Hugh, good post. From where I sit, I see the good parts of religion downplayed, while the strident views come to the forefront as supposedly noble causes. The quiet many do not speak out as their religion is kidnapped by these folks. Coupled with a demonization of the supposed enemy, this new righteousness of purpose can lead people to do things they would not normally do.
I am reminded of the wonderful book and movie “The Book Thief” where the father reintroduces humanity to others as he defends a man who the Nazi’s have arrested. The narrator notes he makes the others embarrassed for the fear of intervening.
Thanks for the thoughtful exercise. Keith
You are most welcome! Thanks for the response.
My thanks to you, too, Hugh, for this very thoughtful piece. Organized or political violence so often seems to be a result of mass despair or continual frustration and alienation of the hopes of whole groups. And it never ultimately succeeds or, if it does, doesn’t prevail for long. I wish we could impart the latter notion more strongly in the minds of those who turn to violence. It’s up to us as a culture, a civilization to continue to address the former — the root causes of mass violence: poverty, discrimination, disenfranchisement. Not that those causes excuse the violence, certainly, nor the evil that we’ve seen in the Nazis, in Rwanda, in the Klan, etc.

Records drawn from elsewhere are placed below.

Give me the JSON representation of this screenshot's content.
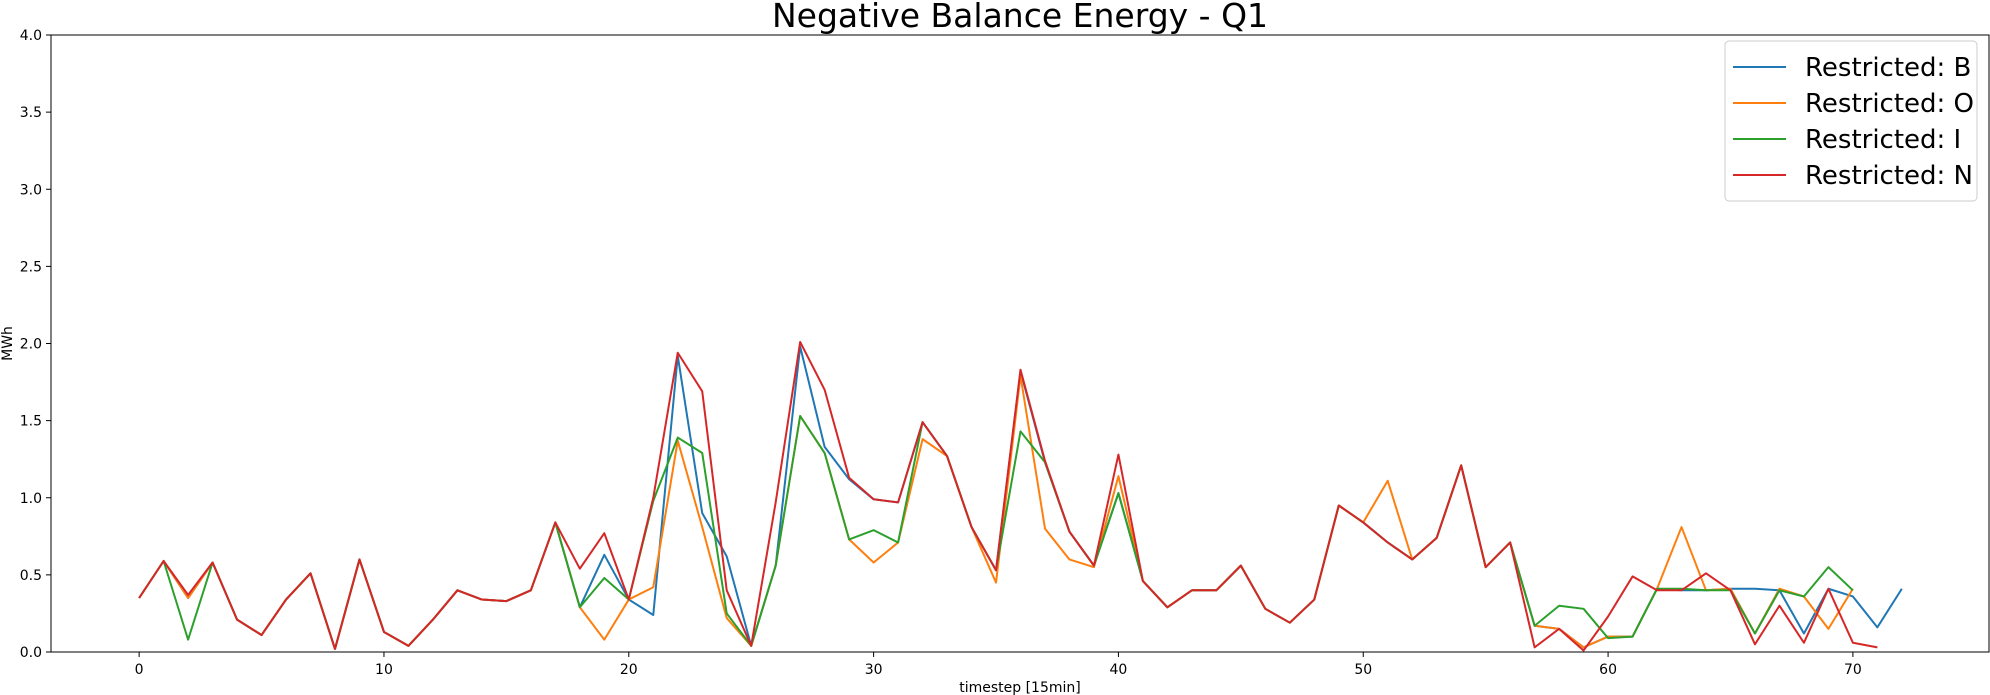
{
  "chart_data": {
    "type": "line",
    "title": "Negative Balance Energy - Q1",
    "xlabel": "timestep [15min]",
    "ylabel": "MWh",
    "xlim": [
      -3.6,
      75.6
    ],
    "ylim": [
      0,
      4.0
    ],
    "xticks": [
      0,
      10,
      20,
      30,
      40,
      50,
      60,
      70
    ],
    "yticks": [
      0.0,
      0.5,
      1.0,
      1.5,
      2.0,
      2.5,
      3.0,
      3.5,
      4.0
    ],
    "ytick_labels": [
      "0.0",
      "0.5",
      "1.0",
      "1.5",
      "2.0",
      "2.5",
      "3.0",
      "3.5",
      "4.0"
    ],
    "grid": false,
    "legend_position": "top-right",
    "series": [
      {
        "name": "Restricted: B",
        "color": "#1f77b4",
        "values": [
          0.35,
          0.59,
          0.35,
          0.58,
          0.21,
          0.11,
          0.34,
          0.51,
          0.02,
          0.6,
          0.13,
          0.04,
          0.21,
          0.4,
          0.34,
          0.33,
          0.4,
          0.84,
          0.29,
          0.63,
          0.34,
          0.24,
          1.92,
          0.9,
          0.62,
          0.04,
          0.56,
          1.98,
          1.33,
          1.12,
          0.99,
          0.97,
          1.49,
          1.27,
          0.81,
          0.53,
          1.82,
          1.23,
          0.78,
          0.56,
          1.03,
          0.46,
          0.29,
          0.4,
          0.4,
          0.56,
          0.28,
          0.19,
          0.34,
          0.95,
          0.84,
          0.71,
          0.6,
          0.74,
          1.21,
          0.55,
          0.71,
          0.17,
          0.15,
          0.03,
          0.1,
          0.1,
          0.41,
          0.4,
          0.4,
          0.41,
          0.41,
          0.4,
          0.12,
          0.41,
          0.36,
          0.16,
          0.41
        ]
      },
      {
        "name": "Restricted: O",
        "color": "#ff7f0e",
        "values": [
          0.35,
          0.59,
          0.35,
          0.58,
          0.21,
          0.11,
          0.34,
          0.51,
          0.02,
          0.6,
          0.13,
          0.04,
          0.21,
          0.4,
          0.34,
          0.33,
          0.4,
          0.84,
          0.29,
          0.08,
          0.34,
          0.42,
          1.37,
          0.81,
          0.22,
          0.04,
          0.56,
          1.53,
          1.29,
          0.73,
          0.58,
          0.71,
          1.38,
          1.27,
          0.81,
          0.45,
          1.79,
          0.8,
          0.6,
          0.55,
          1.14,
          0.46,
          0.29,
          0.4,
          0.4,
          0.56,
          0.28,
          0.19,
          0.34,
          0.95,
          0.84,
          1.11,
          0.6,
          0.74,
          1.21,
          0.55,
          0.71,
          0.17,
          0.15,
          0.03,
          0.1,
          0.1,
          0.41,
          0.81,
          0.4,
          0.41,
          0.12,
          0.41,
          0.36,
          0.15,
          0.41
        ]
      },
      {
        "name": "Restricted: I",
        "color": "#2ca02c",
        "values": [
          0.35,
          0.59,
          0.08,
          0.58,
          0.21,
          0.11,
          0.34,
          0.51,
          0.02,
          0.6,
          0.13,
          0.04,
          0.21,
          0.4,
          0.34,
          0.33,
          0.4,
          0.84,
          0.29,
          0.48,
          0.34,
          0.98,
          1.39,
          1.29,
          0.25,
          0.04,
          0.56,
          1.53,
          1.29,
          0.73,
          0.79,
          0.71,
          1.49,
          1.27,
          0.81,
          0.53,
          1.43,
          1.23,
          0.78,
          0.56,
          1.03,
          0.46,
          0.29,
          0.4,
          0.4,
          0.56,
          0.28,
          0.19,
          0.34,
          0.95,
          0.84,
          0.71,
          0.6,
          0.74,
          1.21,
          0.55,
          0.71,
          0.17,
          0.3,
          0.28,
          0.09,
          0.1,
          0.41,
          0.41,
          0.4,
          0.4,
          0.12,
          0.4,
          0.36,
          0.55,
          0.4
        ]
      },
      {
        "name": "Restricted: N",
        "color": "#d62728",
        "values": [
          0.35,
          0.59,
          0.37,
          0.58,
          0.21,
          0.11,
          0.34,
          0.51,
          0.02,
          0.6,
          0.13,
          0.04,
          0.21,
          0.4,
          0.34,
          0.33,
          0.4,
          0.84,
          0.54,
          0.77,
          0.34,
          1.0,
          1.94,
          1.69,
          0.4,
          0.04,
          0.97,
          2.01,
          1.7,
          1.13,
          0.99,
          0.97,
          1.49,
          1.27,
          0.81,
          0.53,
          1.83,
          1.24,
          0.78,
          0.56,
          1.28,
          0.46,
          0.29,
          0.4,
          0.4,
          0.56,
          0.28,
          0.19,
          0.34,
          0.95,
          0.84,
          0.71,
          0.6,
          0.74,
          1.21,
          0.55,
          0.71,
          0.03,
          0.15,
          0.01,
          0.23,
          0.49,
          0.4,
          0.4,
          0.51,
          0.4,
          0.05,
          0.3,
          0.06,
          0.41,
          0.06,
          0.03
        ]
      }
    ]
  }
}
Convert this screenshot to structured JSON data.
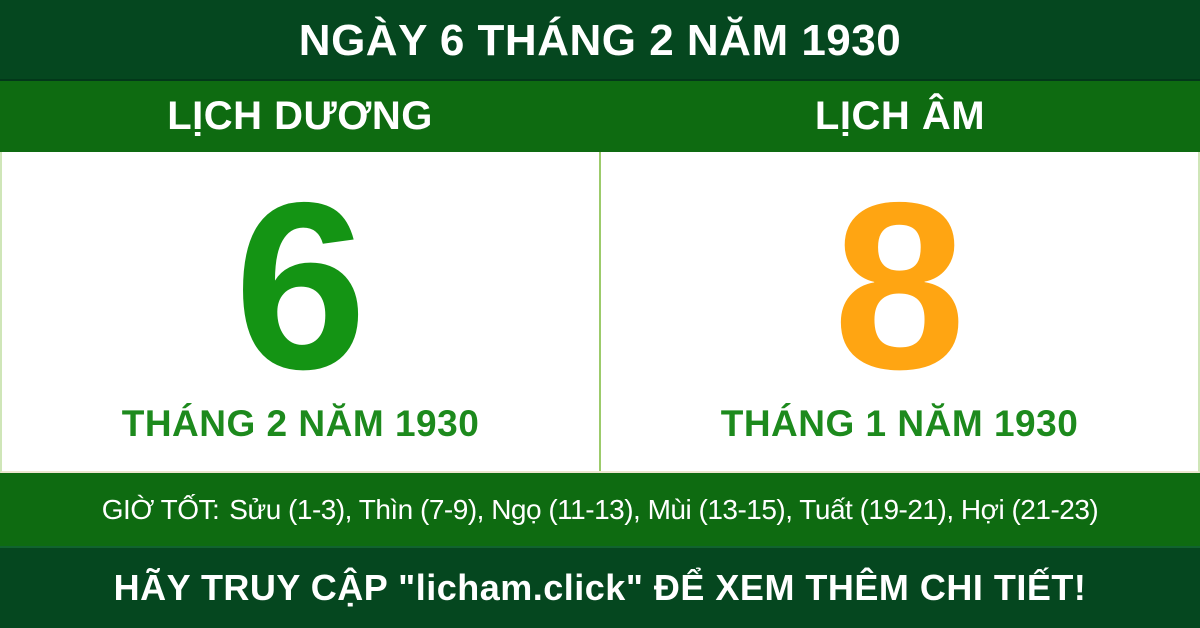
{
  "header": {
    "title": "NGÀY 6 THÁNG 2 NĂM 1930"
  },
  "calendar": {
    "solar": {
      "header": "LỊCH DƯƠNG",
      "day": "6",
      "month_year": "THÁNG 2 NĂM 1930"
    },
    "lunar": {
      "header": "LỊCH ÂM",
      "day": "8",
      "month_year": "THÁNG 1 NĂM 1930"
    }
  },
  "good_hours": {
    "label": "GIỜ TỐT:",
    "hours": "Sửu (1-3), Thìn (7-9), Ngọ (11-13), Mùi (13-15), Tuất (19-21), Hợi (21-23)"
  },
  "footer": {
    "text": "HÃY TRUY CẬP \"licham.click\" ĐỂ XEM THÊM CHI TIẾT!"
  },
  "colors": {
    "dark_green": "#05471f",
    "medium_green": "#0e6b11",
    "solar_day_green": "#149414",
    "label_green": "#1d8a1d",
    "lunar_day_orange": "#ffa512",
    "divider_light_green": "#9ccb6b",
    "white": "#ffffff"
  }
}
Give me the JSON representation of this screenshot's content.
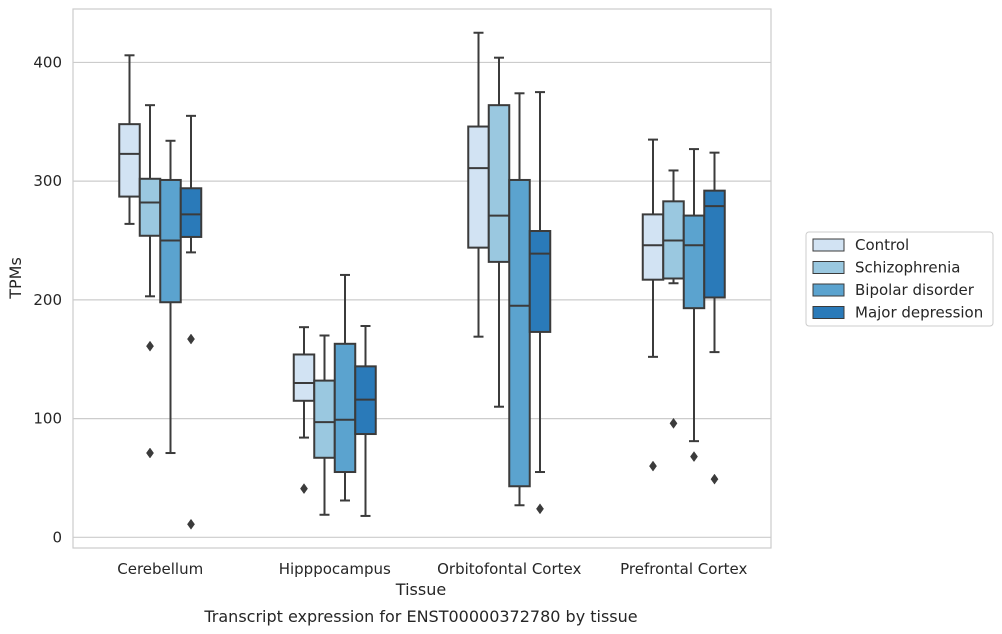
{
  "chart_data": {
    "type": "boxplot",
    "caption": "Transcript expression for ENST00000372780 by tissue",
    "xlabel": "Tissue",
    "ylabel": "TPMs",
    "ylim": [
      -9,
      445
    ],
    "yticks": [
      0,
      100,
      200,
      300,
      400
    ],
    "grid": "horizontal",
    "legend_placement": "right",
    "categories": [
      "Cerebellum",
      "Hipppocampus",
      "Orbitofontal Cortex",
      "Prefrontal Cortex"
    ],
    "series": [
      {
        "name": "Control",
        "color": "#d2e3f3",
        "boxes": [
          {
            "whislo": 264,
            "q1": 287,
            "med": 323,
            "q3": 348,
            "whishi": 406,
            "fliers": []
          },
          {
            "whislo": 84,
            "q1": 115,
            "med": 130,
            "q3": 154,
            "whishi": 177,
            "fliers": [
              41
            ]
          },
          {
            "whislo": 169,
            "q1": 244,
            "med": 311,
            "q3": 346,
            "whishi": 425,
            "fliers": []
          },
          {
            "whislo": 152,
            "q1": 217,
            "med": 246,
            "q3": 272,
            "whishi": 335,
            "fliers": [
              60
            ]
          }
        ]
      },
      {
        "name": "Schizophrenia",
        "color": "#9ac8e0",
        "boxes": [
          {
            "whislo": 203,
            "q1": 254,
            "med": 282,
            "q3": 302,
            "whishi": 364,
            "fliers": [
              161,
              71
            ]
          },
          {
            "whislo": 19,
            "q1": 67,
            "med": 97,
            "q3": 132,
            "whishi": 170,
            "fliers": []
          },
          {
            "whislo": 110,
            "q1": 232,
            "med": 271,
            "q3": 364,
            "whishi": 404,
            "fliers": []
          },
          {
            "whislo": 214,
            "q1": 218,
            "med": 250,
            "q3": 283,
            "whishi": 309,
            "fliers": [
              96
            ]
          }
        ]
      },
      {
        "name": "Bipolar disorder",
        "color": "#5ba3cf",
        "boxes": [
          {
            "whislo": 71,
            "q1": 198,
            "med": 250,
            "q3": 301,
            "whishi": 334,
            "fliers": []
          },
          {
            "whislo": 31,
            "q1": 55,
            "med": 99,
            "q3": 163,
            "whishi": 221,
            "fliers": []
          },
          {
            "whislo": 27,
            "q1": 43,
            "med": 195,
            "q3": 301,
            "whishi": 374,
            "fliers": []
          },
          {
            "whislo": 81,
            "q1": 193,
            "med": 246,
            "q3": 271,
            "whishi": 327,
            "fliers": [
              68
            ]
          }
        ]
      },
      {
        "name": "Major depression",
        "color": "#2a7ab9",
        "boxes": [
          {
            "whislo": 240,
            "q1": 253,
            "med": 272,
            "q3": 294,
            "whishi": 355,
            "fliers": [
              167,
              11
            ]
          },
          {
            "whislo": 18,
            "q1": 87,
            "med": 116,
            "q3": 144,
            "whishi": 178,
            "fliers": []
          },
          {
            "whislo": 55,
            "q1": 173,
            "med": 239,
            "q3": 258,
            "whishi": 375,
            "fliers": [
              24
            ]
          },
          {
            "whislo": 156,
            "q1": 202,
            "med": 279,
            "q3": 292,
            "whishi": 324,
            "fliers": [
              49
            ]
          }
        ]
      }
    ]
  }
}
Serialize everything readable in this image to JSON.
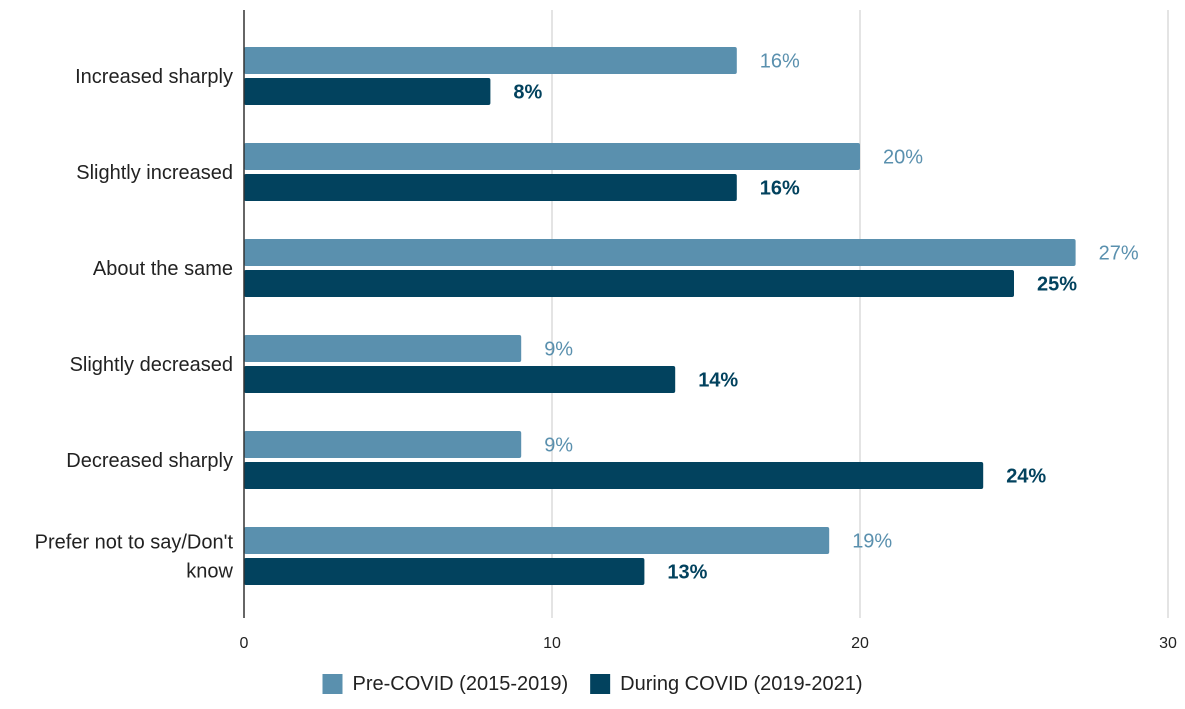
{
  "chart_data": {
    "type": "bar",
    "orientation": "horizontal",
    "title": "",
    "xlabel": "",
    "ylabel": "",
    "xlim": [
      0,
      30
    ],
    "x_ticks": [
      0,
      10,
      20,
      30
    ],
    "grid": "vertical gridlines",
    "legend_position": "bottom",
    "categories": [
      [
        "Increased sharply"
      ],
      [
        "Slightly increased"
      ],
      [
        "About the same"
      ],
      [
        "Slightly decreased"
      ],
      [
        "Decreased sharply"
      ],
      [
        "Prefer not to say/Don't",
        "know"
      ]
    ],
    "series": [
      {
        "name": "Pre-COVID (2015-2019)",
        "color": "#5a90ae",
        "values": [
          16,
          20,
          27,
          9,
          9,
          19
        ],
        "labels": [
          "16%",
          "20%",
          "27%",
          "9%",
          "9%",
          "19%"
        ]
      },
      {
        "name": "During COVID (2019-2021)",
        "color": "#02425e",
        "values": [
          8,
          16,
          25,
          14,
          24,
          13
        ],
        "labels": [
          "8%",
          "16%",
          "25%",
          "14%",
          "24%",
          "13%"
        ]
      }
    ]
  }
}
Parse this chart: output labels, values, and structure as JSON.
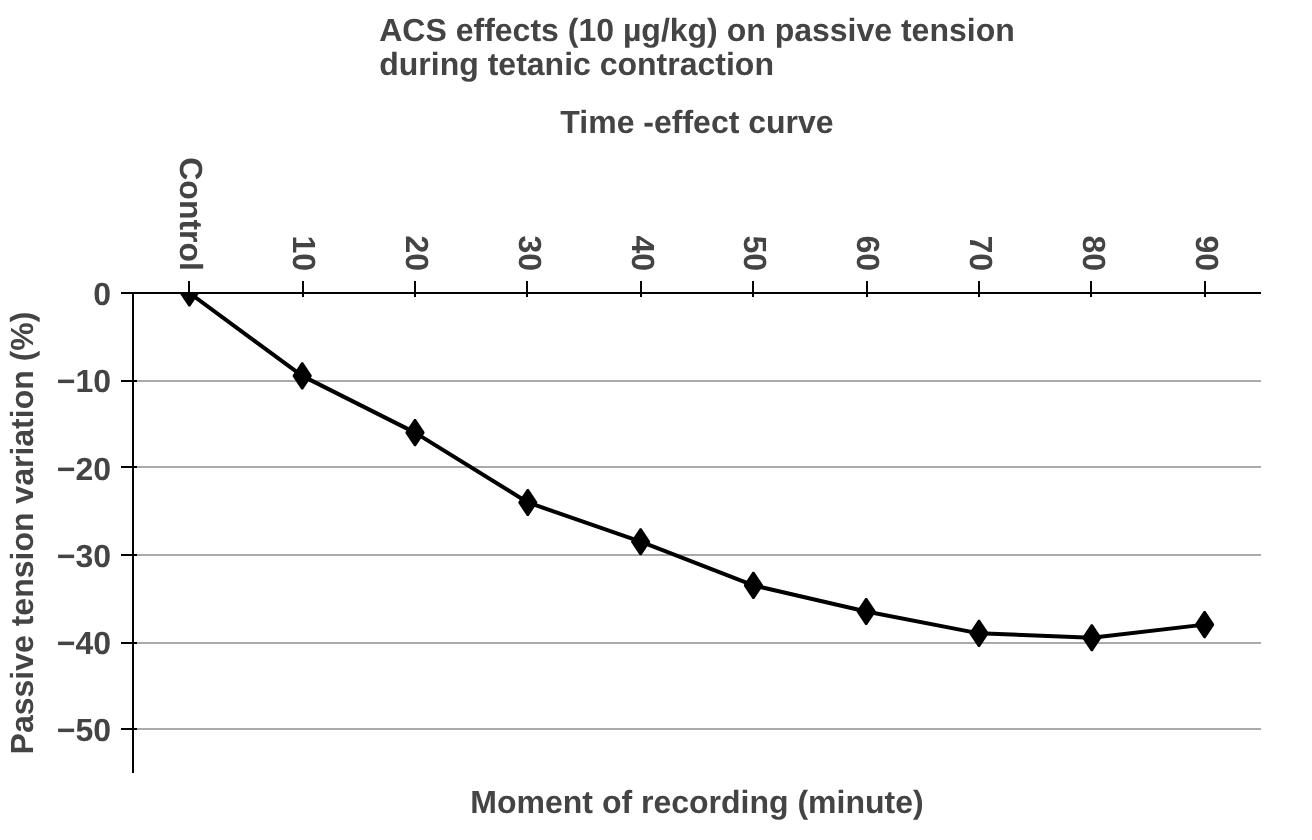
{
  "chart_data": {
    "type": "line",
    "title": "ACS effects (10 µg/kg) on passive tension\nduring tetanic contraction",
    "subtitle": "Time -effect curve",
    "xlabel": "Moment of recording (minute)",
    "ylabel": "Passive tension variation (%)",
    "categories": [
      "Control",
      "10",
      "20",
      "30",
      "40",
      "50",
      "60",
      "70",
      "80",
      "90"
    ],
    "series": [
      {
        "color": "#000000",
        "values": [
          0,
          -9.5,
          -16,
          -24,
          -28.5,
          -33.5,
          -36.5,
          -39,
          -39.5,
          -38
        ]
      }
    ],
    "ylim": [
      -55,
      0
    ],
    "yticks": [
      0,
      -10,
      -20,
      -30,
      -40,
      -50
    ],
    "grid": "y",
    "marker": "diamond",
    "line_style": "solid"
  }
}
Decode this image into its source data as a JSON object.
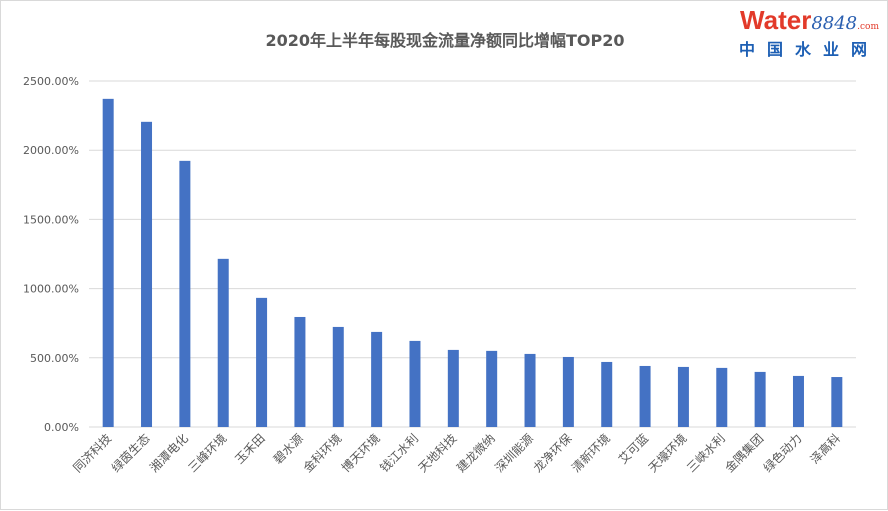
{
  "chart_data": {
    "type": "bar",
    "title": "2020年上半年每股现金流量净额同比增幅TOP20",
    "categories": [
      "同济科技",
      "绿茵生态",
      "湘潭电化",
      "三峰环境",
      "玉禾田",
      "碧水源",
      "金科环境",
      "博天环境",
      "钱江水利",
      "天地科技",
      "建龙微纳",
      "深圳能源",
      "龙净环保",
      "清新环境",
      "艾可蓝",
      "天壕环境",
      "三峡水利",
      "金隅集团",
      "绿色动力",
      "泽高科"
    ],
    "values": [
      2371,
      2205,
      1923,
      1215,
      933,
      795,
      723,
      687,
      622,
      557,
      550,
      528,
      506,
      470,
      441,
      434,
      427,
      398,
      369,
      361
    ],
    "unit": "%",
    "ylim": [
      0,
      2500
    ],
    "yticks": [
      "0.00%",
      "500.00%",
      "1000.00%",
      "1500.00%",
      "2000.00%",
      "2500.00%"
    ],
    "grid": true,
    "bar_color": "#4472c4"
  },
  "watermark": {
    "brand": "Water",
    "number": "8848",
    "suffix": ".com",
    "cn": "中国水业网"
  }
}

I read something over the weekend about the factors and personalities behind the Irish Easter Rising rebellion of 1916. Many of the young men — several in leadership positions — sounded pretty much like zur Linde. Fanatically convinced that violence, even their blood sacrifice, is necessary to bring about a new day in Ireland. Well, of course, they failed. So did eight more decades of violence.
It’s important to always keep in mind that the leaders who brought about the larges and most enduring sociological and political change of the 20th century where those who did it through peaceful means: Martin Luther King Jr., Gandhi, Mandela (in his second incarnation, after imprisonment), Jane Addams and several child-labor reformers. Granted the end of the two world wars changed the map and, especially World War II, changed some cultures through violence. (Japan and Germany were bombed and burned to the ground, forced to start over. The U.S. became fixated on power — military and economic.) But the changes of WWI were unwisely drafted and imposed and either didn’t last long or sewed chaos we still feel today. World War II’s victorious violence was necessary, but it was also an anomaly: we had to respond as hard as we did not out of fanaticism or an initial intent to bring about a new day, but simply to put a stop to two evil nations. It was one of the few times when it was right to use such violent force. But almost right away afterward, the U.S. found itself in another war — of ideology and deluded fanaticism within our own ranks. The Cold War.
We haven’t learned.
Now, we have Republicans who like the leadership of a dictator like Putin. Good Lord. Now, we have Trump who advocates or says things that would agitate us toward violent response to almost any problem America has — immigrants, trade imbalances, Muslims, Syria. I’d bet dollars to donuts that most Trump supporters would think of MLK, Gandhi, Mandela, Aung San Suu Kyi, and others like them as weaklings. In fact, of course, MLK, Gandhi, Bishop Tutu, the Dalai Lama, lived their faith so strongly, in ways the “religious” right can only pretend to say it does.
(Sorry to be long-winded. Your blog provoked a lot of thoughts for me!)
Never apologize!~ Your comment was in itself well worth reading. I did, in fact, have Trump in the back of my mind — as you doubtless know!